— Дурдом.
— Что вы! Мы — писатели, — с гордостью сообщил ему Колби.
Лоуренс, решив, что следует ждать, когда за ним прибудет полиция, закурил сигарету. Тут он заметил, что Мартина, не принимающая в этом бедламе никакого участия, почему-то совершенно спокойно наблюдает за сцепившимися, внимательно слушая, о чем они кричат. Лоуренс подошел к ней.
Мартина посмотрела на его губы и нахмурилась.
— Похоже, эта греческая богиня и у тебя пользуется успехом, — сердито произнесла она.
Лоуренс принялся стирать с губ помаду мисс Мэннинг.
— Ничего не смог с ней поделать. Оказался бессилен. Нечто похожее у меня однажды произошло с дамой-полицейским в нью-йоркском метро, — попытался оправдаться он.
— Бедный Лоуренс. Мне тебя жаль. А я думала, что в свои тридцать тебе уже ничто не грозит.
— Она полагает, что я выгляжу гораздо моложе. У тебя нет в Париже знакомого опытного адвоката? Может быть, нам стоит вызвать его прямо сейчас…
— Адвоката? Боже! Сейчас, сюда? Дорогой, да здесь уже столько адвокатов, что плюнуть некуда.
— Я имею в виду нашего собственного. Пусть хотя бы прихватит нам в дорогу сигарет и всего такого прочего.
— Но, Лоуренс, ты что? Не понял, что мы в выигрыше?
Колби посмотрел в сторону Сабины Мэннинг, которая, угрожающе размахивая толстой стопкой бумаг над покорно склоненной головой насмерть перепуганного Дадли, неистово кричала:
— Хочешь сказать, что собирался опубликовать под моим именем этот вопиющий образчик эротической мерзости?
Она подкинула рукопись к потолку.

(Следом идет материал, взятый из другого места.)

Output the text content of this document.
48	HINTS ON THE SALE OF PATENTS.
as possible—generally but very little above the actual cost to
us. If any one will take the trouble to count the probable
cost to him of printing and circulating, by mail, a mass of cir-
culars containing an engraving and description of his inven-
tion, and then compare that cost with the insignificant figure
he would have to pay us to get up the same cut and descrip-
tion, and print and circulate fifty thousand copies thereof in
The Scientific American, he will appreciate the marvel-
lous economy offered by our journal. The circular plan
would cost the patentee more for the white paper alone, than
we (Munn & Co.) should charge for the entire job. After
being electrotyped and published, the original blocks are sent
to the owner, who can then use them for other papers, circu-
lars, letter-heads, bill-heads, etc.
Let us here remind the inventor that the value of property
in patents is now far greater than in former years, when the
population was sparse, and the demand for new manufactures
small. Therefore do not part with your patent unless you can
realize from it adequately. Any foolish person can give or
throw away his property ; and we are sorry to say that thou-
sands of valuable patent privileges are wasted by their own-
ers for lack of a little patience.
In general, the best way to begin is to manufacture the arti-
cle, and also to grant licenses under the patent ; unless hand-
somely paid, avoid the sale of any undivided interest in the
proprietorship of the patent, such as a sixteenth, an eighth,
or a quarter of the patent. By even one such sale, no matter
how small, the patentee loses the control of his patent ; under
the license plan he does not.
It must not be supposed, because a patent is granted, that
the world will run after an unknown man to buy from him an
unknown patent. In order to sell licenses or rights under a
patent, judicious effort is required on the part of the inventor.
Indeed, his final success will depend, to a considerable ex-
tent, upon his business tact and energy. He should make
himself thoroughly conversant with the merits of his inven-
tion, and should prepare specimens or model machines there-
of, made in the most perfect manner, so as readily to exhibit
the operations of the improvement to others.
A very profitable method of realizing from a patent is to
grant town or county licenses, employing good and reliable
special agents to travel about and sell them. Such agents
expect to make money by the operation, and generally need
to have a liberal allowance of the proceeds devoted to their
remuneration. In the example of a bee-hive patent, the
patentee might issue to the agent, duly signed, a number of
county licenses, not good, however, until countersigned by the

Разлетевшиеся страницы готового сексуального романа, плавно покружив по комнате, упали на пол.
— Ты считаешь, мы в выигрыше? — спросил Лоуренс и недоуменно покачал головой.
— Конечно же. Пока все здесь, надо брать быка за рога. Все ведь так потрясающе просто.
Мартина решительно вышла на середину гостиной и вскинула обе руки.
— Джентльмены, — громко обратилась она к собравшимся, — прошу уделить мне минуту внимания!
В гостиной вдруг воцарилась тишина, и Колби, воспользовавшись ею, смог спокойно рассмотреть присутствующих. Седовласым мужчиной с добродушным, как у Санта-Клауса, лицом оказался Чэдвик Холтон; напоминавший устрицу джентльмен в очках без оправы был Эрнестом Торнхиллом. Все четверо юристов казались на одно лицо. Молодые, с выражением честности и достоинства на физиономиях, в совершенно одинакового покроя, с узкими лацканами пальто, сбившись в кучку в углу гостиной, они недоверчиво поглядывали на весь этот бардак, в котором обычные, не принадлежащие к их адвокатской элите люди решали свои дела. Сабина Мэннинг перестала сверлить грозными глазами провинившегося Дадли, и все взгляды устремились на Мартину.